In reply:
We thank Drs Lemyze and Esquinas for their interest in our work.1 The International Classification of Sleep Disorders, 3rd edition,2 defines obesity hypoventilation syndrome (OHS) as the combined presence of obesity (body mass index >30 kg/m2) with awake arterial hypercapnia (PaCO2 > 45 mm Hg) and sleep-disordered breathing in the absence of other causes of alveolar hypoventilation, such as COPD. It is an important cause of chronic respiratory failure.3 Therefore, it is very important to raise awareness of this disease. As you mentioned, these patients are frequently misdiagnosed in out-patient clinics, primary care and intensive care units as having COPD or asthma.4,5 OHS diagnosis is underestimated, and most OHS patients are given bronchodilator and long-term oxygen therapy. Additionally, most obese patients are discharged from the emergency department and ICUs without long-term noninvasive mechanical ventilation, with only 30% of hospitalized patients receiving a correct diagnosis of OHS when admitted with hypercapnic respiratory failure.4,6 Generally, the diagnosis of OHS as the cause of respiratory failure is not appreciated until referral to a respiratory physician has been made.

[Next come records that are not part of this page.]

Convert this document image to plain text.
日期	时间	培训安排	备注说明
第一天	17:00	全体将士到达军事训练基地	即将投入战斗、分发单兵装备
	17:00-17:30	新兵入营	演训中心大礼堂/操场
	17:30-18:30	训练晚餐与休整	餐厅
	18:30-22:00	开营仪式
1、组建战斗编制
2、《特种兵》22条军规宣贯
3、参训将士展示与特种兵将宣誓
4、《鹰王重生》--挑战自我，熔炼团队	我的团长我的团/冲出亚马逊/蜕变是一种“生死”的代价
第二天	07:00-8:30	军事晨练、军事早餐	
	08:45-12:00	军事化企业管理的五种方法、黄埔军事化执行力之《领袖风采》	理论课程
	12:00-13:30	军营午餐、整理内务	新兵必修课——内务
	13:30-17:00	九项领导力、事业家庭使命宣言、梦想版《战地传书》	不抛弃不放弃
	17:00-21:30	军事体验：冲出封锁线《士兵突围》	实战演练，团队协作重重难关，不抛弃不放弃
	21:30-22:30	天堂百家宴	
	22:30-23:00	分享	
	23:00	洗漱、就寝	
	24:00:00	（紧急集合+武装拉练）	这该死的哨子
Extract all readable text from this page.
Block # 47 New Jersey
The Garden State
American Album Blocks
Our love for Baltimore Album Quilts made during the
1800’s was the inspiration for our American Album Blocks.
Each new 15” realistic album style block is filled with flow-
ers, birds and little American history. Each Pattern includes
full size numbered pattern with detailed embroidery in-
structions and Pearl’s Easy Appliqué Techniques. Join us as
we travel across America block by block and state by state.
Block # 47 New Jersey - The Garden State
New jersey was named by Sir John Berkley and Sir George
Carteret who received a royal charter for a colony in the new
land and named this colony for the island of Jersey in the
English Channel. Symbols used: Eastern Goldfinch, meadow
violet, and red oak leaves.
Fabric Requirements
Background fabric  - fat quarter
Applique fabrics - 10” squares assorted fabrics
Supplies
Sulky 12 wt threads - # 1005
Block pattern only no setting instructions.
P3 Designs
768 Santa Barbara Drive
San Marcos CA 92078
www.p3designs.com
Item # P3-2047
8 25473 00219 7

Nearly 90% of OHS patients have co-existing obstructive sleep apnea (OSA).7,8 Obese patients are mostly referred to the sleep laboratory due to suspicion of OSA. Another problem is that OHS has been incorrectly considered to be a severe form of OSA.9 Although the diagnosis of OHS may not be difficult for sleep specialists and chest physicians, the exact OHS frequency is still not known because capnography and arterial blood gas analysis, which are required for diagnosis, are not routinely performed in sleep laboratories. This may result in inadequate treatment. Because some OHS patients do not benefit from CPAP, bi-level positive airway pressure may be a better choice.

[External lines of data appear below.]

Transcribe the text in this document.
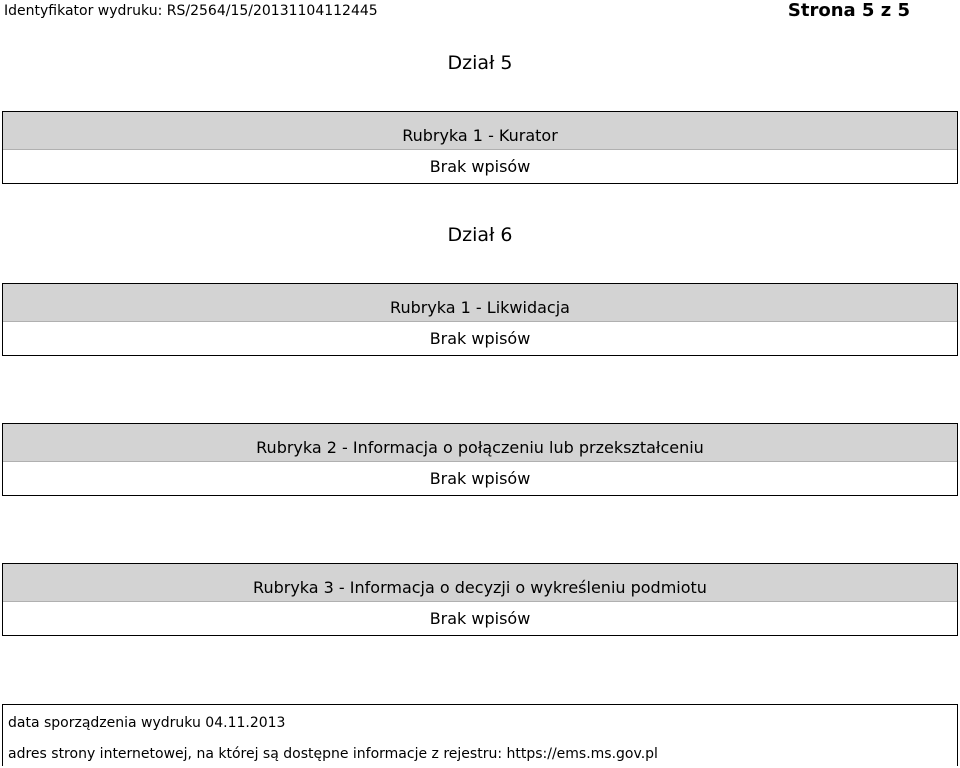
Identyfikator wydruku: RS/2564/15/20131104112445	Strona 5 z 5
Dział 5
Rubryka 1 - Kurator
Brak wpisów
Dział 6
Rubryka 1 - Likwidacja
Brak wpisów
Rubryka 2 - Informacja o połączeniu lub przekształceniu
Brak wpisów
Rubryka 3 - Informacja o decyzji o wykreśleniu podmiotu
Brak wpisów
data sporządzenia wydruku 04.11.2013
adres strony internetowej, na której są dostępne informacje z rejestru: https://ems.ms.gov.pl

In light of these data, we aimed to improve the awareness of OHS with our article. For this aim, we tried to highlight the differences between OHS and pure OSA in obese subjects. We selected individuals who were referred to the sleep laboratory because we would have the chance to find more OHS subjects. We thought that finding the differences between OHS and pure OSA would improve the diagnostic process. Having higher serum bicarbonate level is one of the differences between OHS and OSA. Although arterial blood gas is not a very invasive procedure, more practical less invasive or noninvasive methods will improve the diagnostic process. In this context, we evaluated serum bicarbonate. Serum bicarbonate can be useful not only in sleep laboratories but also in primary care, out-patient clinics, and intensive care units. This less invasive test can be preferred to arterial blood gas.

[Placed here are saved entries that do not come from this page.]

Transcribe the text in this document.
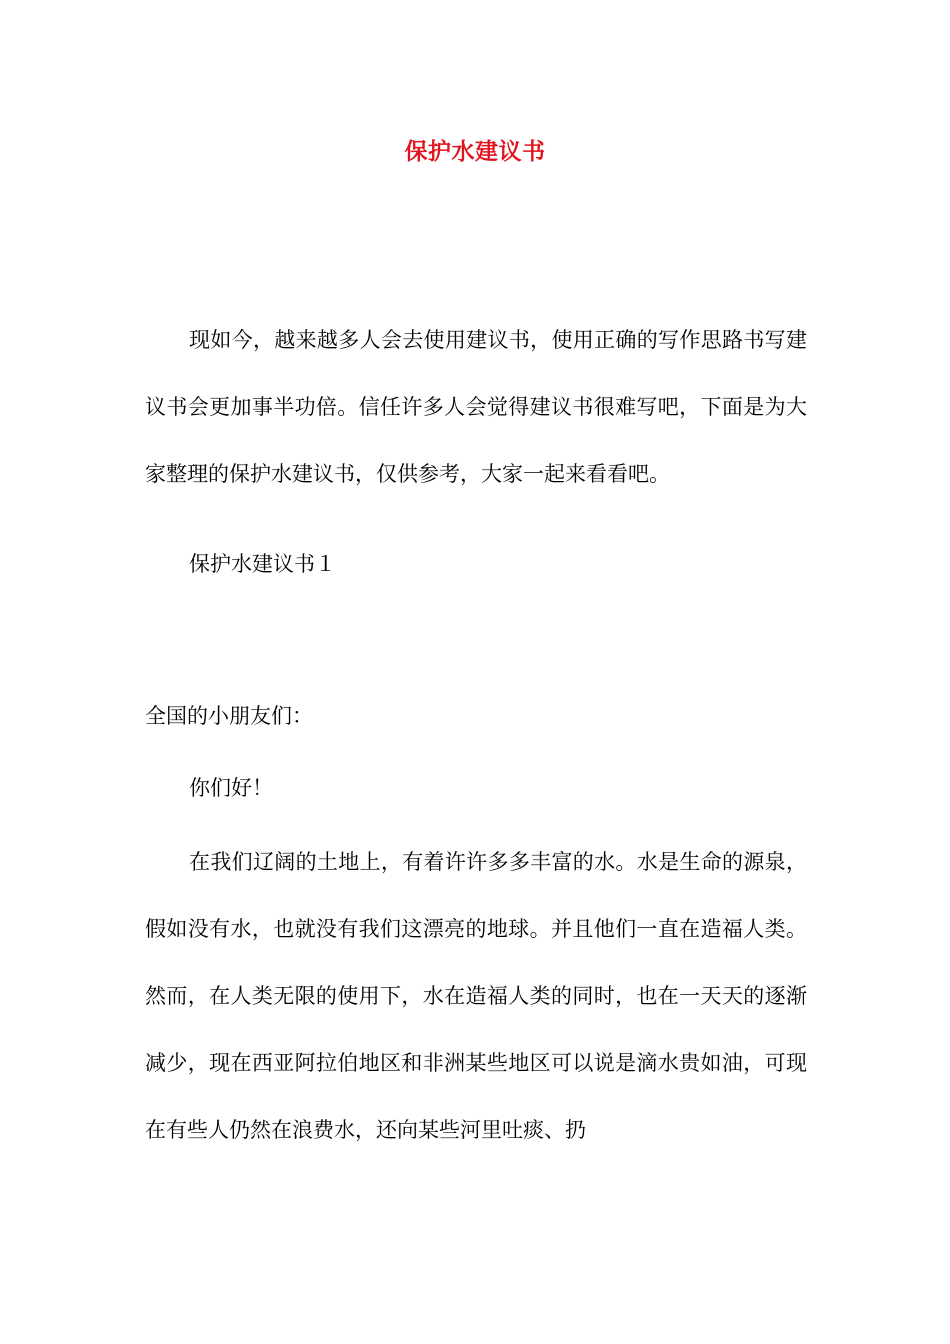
保护水建议书

现如今，越来越多人会去使用建议书，使用正确的写作思路书写建议书会更加事半功倍。信任许多人会觉得建议书很难写吧，下面是为大家整理的保护水建议书，仅供参考，大家一起来看看吧。

保护水建议书１

全国的小朋友们：

你们好！

在我们辽阔的土地上，有着许许多多丰富的水。水是生命的源泉，假如没有水，也就没有我们这漂亮的地球。并且他们一直在造福人类。 然而，在人类无限的使用下，水在造福人类的同时，也在一天天的逐渐减少，现在西亚阿拉伯地区和非洲某些地区可以说是滴水贵如油，可现在有些人仍然在浪费水，还向某些河里吐痰、扔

OHS is a serious disorder associated with increased morbidity and mortality.10 Therefore, early recognition is essential to prevent complications. Thus, we conclude that studies addressing the characteristics of OHS subjects and practical diagnostic tests should be performed in obese subjects. Our results indicate that serum bicarbonate will improve the diagnostic process of OHS.
We appreciate sincerely your point of view. Also, we thank you for analyzing our article in such detail.
Footnotes
The authors have disclosed no conflicts of interest.